Change the data type of the provider ID to long to resolve all incoming data to long

In [28]:
medicare_res = medicare_dynamicframe.resolveChoice(specs = [('Provider Id','cast:long')])
medicare_res.printSchema()

root
|-- DRG Definition: string
|-- Provider Id: long
|-- Provider Name: string
|-- Provider Street Address: string
|-- Provider City: string
|-- Provider State: string
|-- Provider Zip Code: string
|-- Hospital Referral Region Description: string
|-- Total Discharges: string
|-- Average Covered Charges: string
|-- Average Total Payments: string
|-- Average Medicare Payments: string


Display the providers

In [32]:
medicare_res.toDF().select('Provider Name').show(10,truncate=False)

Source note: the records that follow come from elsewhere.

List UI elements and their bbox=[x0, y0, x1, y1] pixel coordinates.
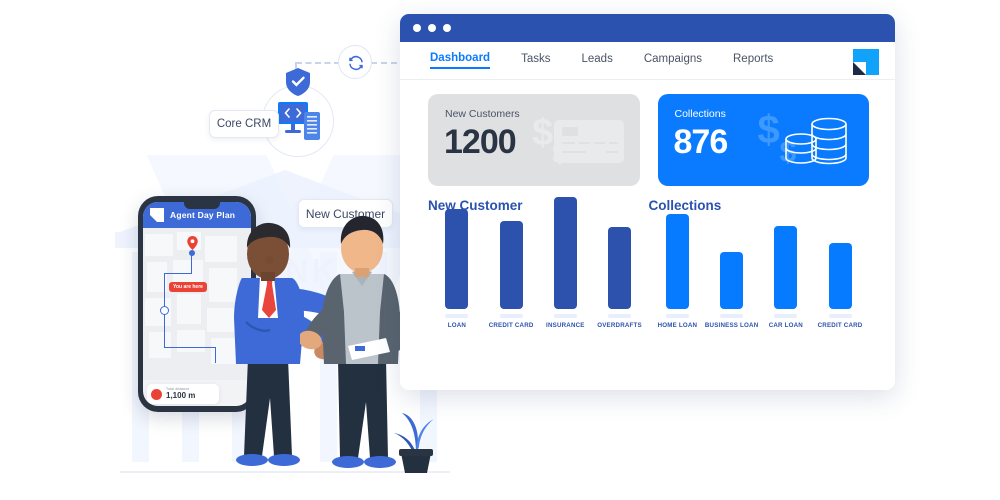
credit-card-icon bbox=[553, 120, 624, 163]
current-position-marker bbox=[160, 306, 169, 315]
chart-title: Collections bbox=[648, 198, 722, 213]
sync-refresh-icon bbox=[349, 55, 363, 71]
bar-baseline bbox=[828, 314, 852, 318]
distance-value: 1,100 m bbox=[166, 390, 196, 400]
tab-reports[interactable]: Reports bbox=[733, 53, 773, 68]
window-titlebar bbox=[400, 14, 895, 42]
chart-new-customer: New Customer LOAN CREDIT CARD INSURANCE … bbox=[428, 197, 649, 329]
app-logo-icon bbox=[150, 208, 164, 222]
stat-card-value: 876 bbox=[673, 123, 729, 161]
bar[interactable] bbox=[445, 209, 469, 309]
phone-notch bbox=[184, 202, 220, 209]
sync-node[interactable] bbox=[338, 45, 372, 79]
tab-tasks[interactable]: Tasks bbox=[521, 53, 550, 68]
browser-window: Dashboard Tasks Leads Campaigns Reports … bbox=[400, 14, 895, 390]
bar-group: INSURANCE bbox=[542, 197, 588, 329]
bar-baseline bbox=[774, 314, 798, 318]
stat-card-collections: Collections 876 $ $ bbox=[657, 94, 869, 186]
bar-baseline bbox=[608, 314, 632, 318]
core-crm-chip[interactable]: Core CRM bbox=[209, 110, 279, 138]
route-start-dot bbox=[189, 250, 195, 256]
stat-card-label: Collections bbox=[674, 108, 726, 120]
bar-label: INSURANCE bbox=[546, 322, 585, 329]
bar-label: OVERDRAFTS bbox=[597, 322, 642, 329]
tab-dashboard[interactable]: Dashboard bbox=[430, 52, 491, 69]
bar-baseline bbox=[665, 314, 689, 318]
bar[interactable] bbox=[720, 252, 744, 309]
bar[interactable] bbox=[774, 226, 798, 309]
chart-collections: Collections HOME LOAN BUSINESS LOAN CAR … bbox=[649, 198, 870, 329]
charts-row: New Customer LOAN CREDIT CARD INSURANCE … bbox=[400, 186, 895, 329]
bar[interactable] bbox=[665, 214, 689, 309]
shield-check-icon bbox=[286, 68, 310, 96]
bar-baseline bbox=[720, 314, 744, 318]
bar-label: BUSINESS LOAN bbox=[704, 322, 759, 329]
bar-group: CAR LOAN bbox=[763, 226, 809, 329]
window-dot-close[interactable] bbox=[413, 24, 421, 32]
chart-plot-area: LOAN CREDIT CARD INSURANCE OVERDRAFTS bbox=[428, 197, 649, 329]
you-are-here-label: You are here bbox=[169, 282, 207, 292]
bar-baseline bbox=[499, 314, 523, 318]
distance-card: Total distance 1,100 m bbox=[147, 384, 219, 404]
bar[interactable] bbox=[553, 197, 577, 309]
bar-group: BUSINESS LOAN bbox=[705, 252, 758, 329]
window-dot-minimize[interactable] bbox=[428, 24, 436, 32]
bar[interactable] bbox=[828, 243, 852, 309]
bar-group: OVERDRAFTS bbox=[597, 227, 643, 329]
bar-group: CREDIT CARD bbox=[817, 243, 863, 329]
bar-label: CREDIT CARD bbox=[817, 322, 863, 329]
bar-label: CREDIT CARD bbox=[488, 322, 534, 329]
chart-plot-area: HOME LOAN BUSINESS LOAN CAR LOAN CREDIT … bbox=[649, 214, 870, 329]
window-dot-maximize[interactable] bbox=[443, 24, 451, 32]
bar[interactable] bbox=[608, 227, 632, 309]
distance-icon bbox=[151, 388, 162, 400]
bar-label: LOAN bbox=[447, 322, 467, 329]
tab-leads[interactable]: Leads bbox=[581, 53, 612, 68]
bar-label: HOME LOAN bbox=[657, 322, 698, 329]
bar[interactable] bbox=[499, 221, 523, 309]
potted-plant-illustration bbox=[394, 413, 434, 473]
bar-group: CREDIT CARD bbox=[488, 221, 534, 329]
bar-label: CAR LOAN bbox=[768, 322, 803, 329]
core-crm-chip-label: Core CRM bbox=[216, 118, 272, 130]
dollar-sign-icon: $ bbox=[532, 112, 554, 154]
stat-card-label: New Customers bbox=[445, 108, 520, 120]
map-pin-icon bbox=[187, 236, 198, 250]
brand-logo-icon bbox=[853, 49, 879, 75]
nav-tabs: Dashboard Tasks Leads Campaigns Reports bbox=[400, 42, 895, 80]
stat-card-value: 1200 bbox=[444, 123, 517, 161]
dollar-sign-icon: $ bbox=[757, 108, 780, 152]
bar-group: HOME LOAN bbox=[655, 214, 701, 329]
coin-stack-icon bbox=[785, 117, 847, 165]
stat-cards: New Customers 1200 $ $ Collections 876 $ bbox=[400, 80, 895, 186]
bar-group: LOAN bbox=[434, 209, 480, 329]
bar-baseline bbox=[445, 314, 469, 318]
tab-campaigns[interactable]: Campaigns bbox=[644, 53, 702, 68]
stat-card-new-customers: New Customers 1200 $ $ bbox=[428, 94, 640, 186]
illustration-stage: BANK Core CRM New Customer bbox=[0, 0, 1000, 500]
code-monitor-server-icon bbox=[278, 102, 320, 140]
bar-baseline bbox=[553, 314, 577, 318]
connector-line-left bbox=[296, 62, 340, 64]
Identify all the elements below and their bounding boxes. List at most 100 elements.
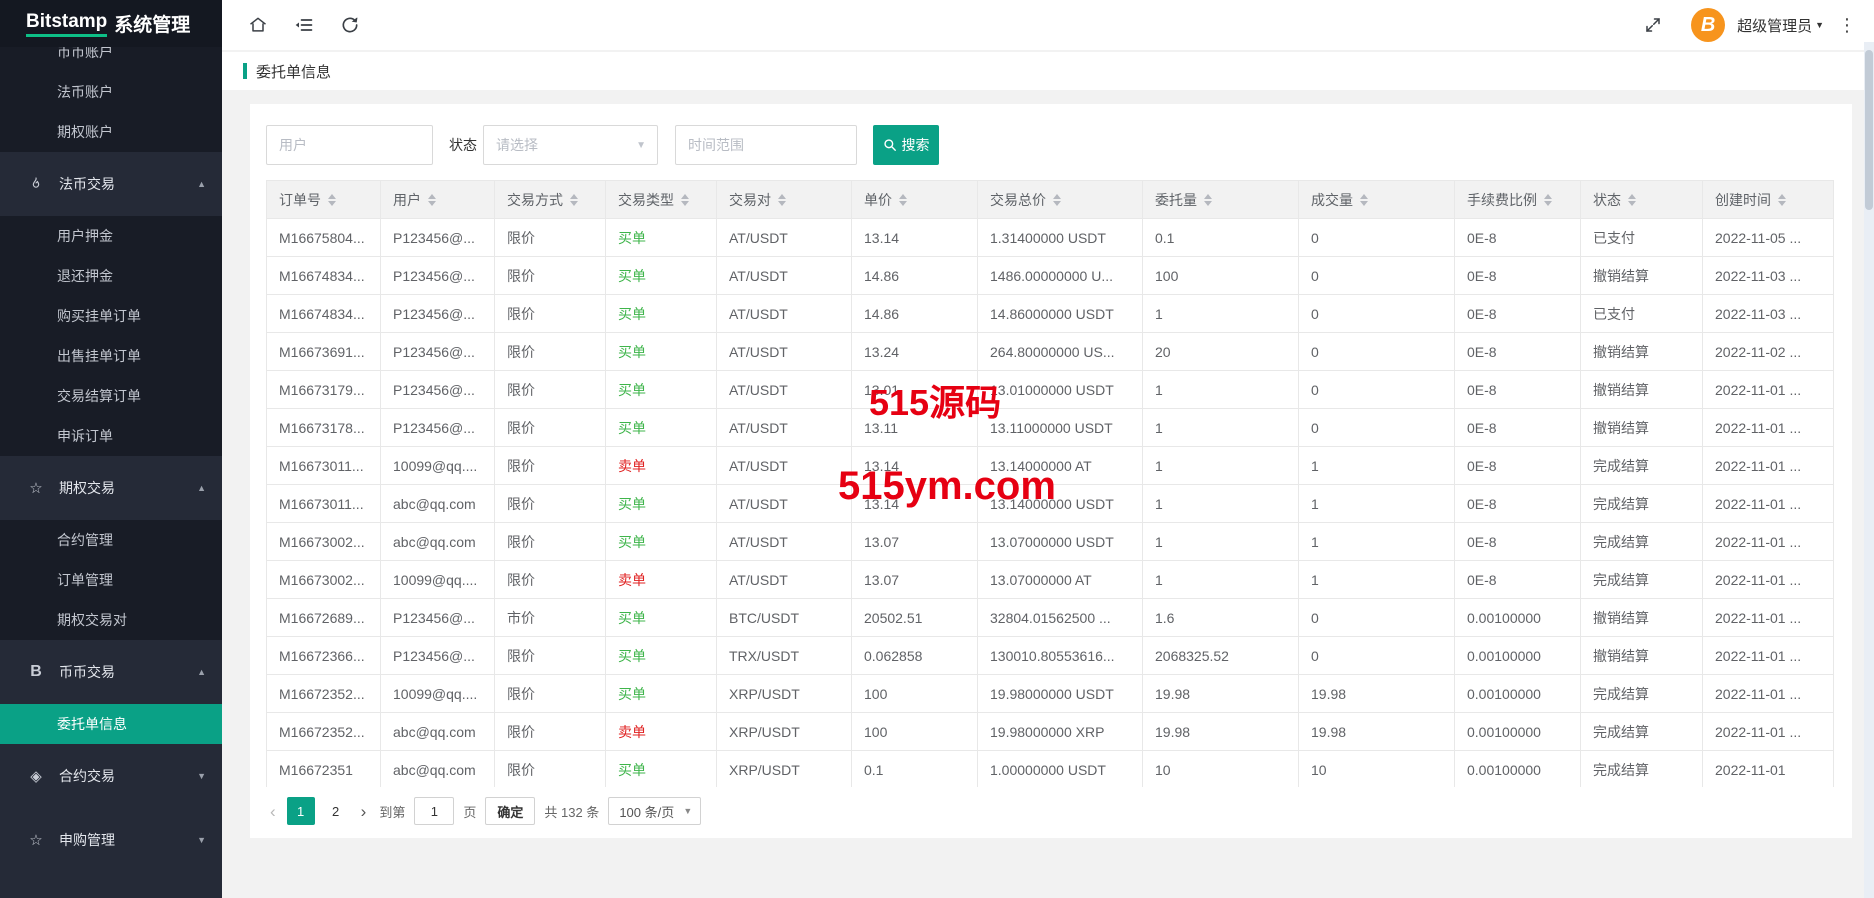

+-----------------------------------+
|Provider Name                      |
+-----------------------------------+
|SOUTHEAST ALABAMA MEDICAL CENTER   |
|MARSHALL MEDICAL CENTER SOUTH      |
|ELIZA COFFEE MEMORIAL HOSPITAL     |
|ST VINCENT'S EAST                  |
|SHELBY BAPTIST MEDICAL CENTER      |
|BAPTIST MEDICAL CENTER SOUTH       |
|EAST ALABAMA MEDICAL CENTER AND SNF|
|UNIVERSITY OF ALABAMA HOSPITAL     |
|HUNTSVILLE HOSPITAL                |
|GADSDEN REGIONAL MEDICAL CENTER    |
+-----------------------------------+
only showing top 10 rows


In [111]:
%status

Session ID: 8b0e800e-6a7e-4409-a289-072016434cb5
Status: READY
Role: arn:aws:iam::127945929854:role/pryan_glue_interactive_role
CreatedOn: 2022-11-02 13:51:04.831000-05:00
GlueVersion: 3.0
Worker Type: G.1X
Number of Workers: 2
Region: us-east-1
Applying the following default arguments:
--glue_kernel_version 0.36
--enable-glue-datacatalog true
Arguments Passed: ['--glue_kernel_version: 0.36', '--enable-glue-datacatalog: true']


In [115]:
%list_sessions

The first 6 sessions are:
6f2eb17e-e325-4fbc-8104-b3b2a24fd010
6fd5e261-3ab4-42e4-b644-9d1ff83632d6
8063b947-778a-4486-a826-1598b5fb3012
8b0e800e-6a7e-4409-a289-072016434cb5
a809ec9d-79d5-4cc3-8139-96623e5d5e51
c8fe8666-dfc4-4a5b-92e5-1ecfdb14bf89


In [117]:
%status

Session ID: 8b0e800e-6a7e-4409-a289-072016434cb5
Status: READY
Role: arn:aws:iam::127945929854:role/pryan_glue_interactive_role
CreatedOn: 2022-11-02 13:51:04.831000-05:00
GlueVersion: 3.0
Worker Type: G.1X
Number of Workers: 2
Region: us-east-1
Applying the following default arguments:
--glue_kernel_version 0.36
--enable-glue-datacatalog true
Arguments Passed: ['--glue_kernel_version: 0.36', '--enable-glue-datacatalog: true']


In [121]:
%stop_session

Stopping session: 8b0e800e-6a7e-4409-a289-072016434cb5
Stopped session.


In [124]:
%delete_session

UsageError: Line magic function `%delete_session` not found.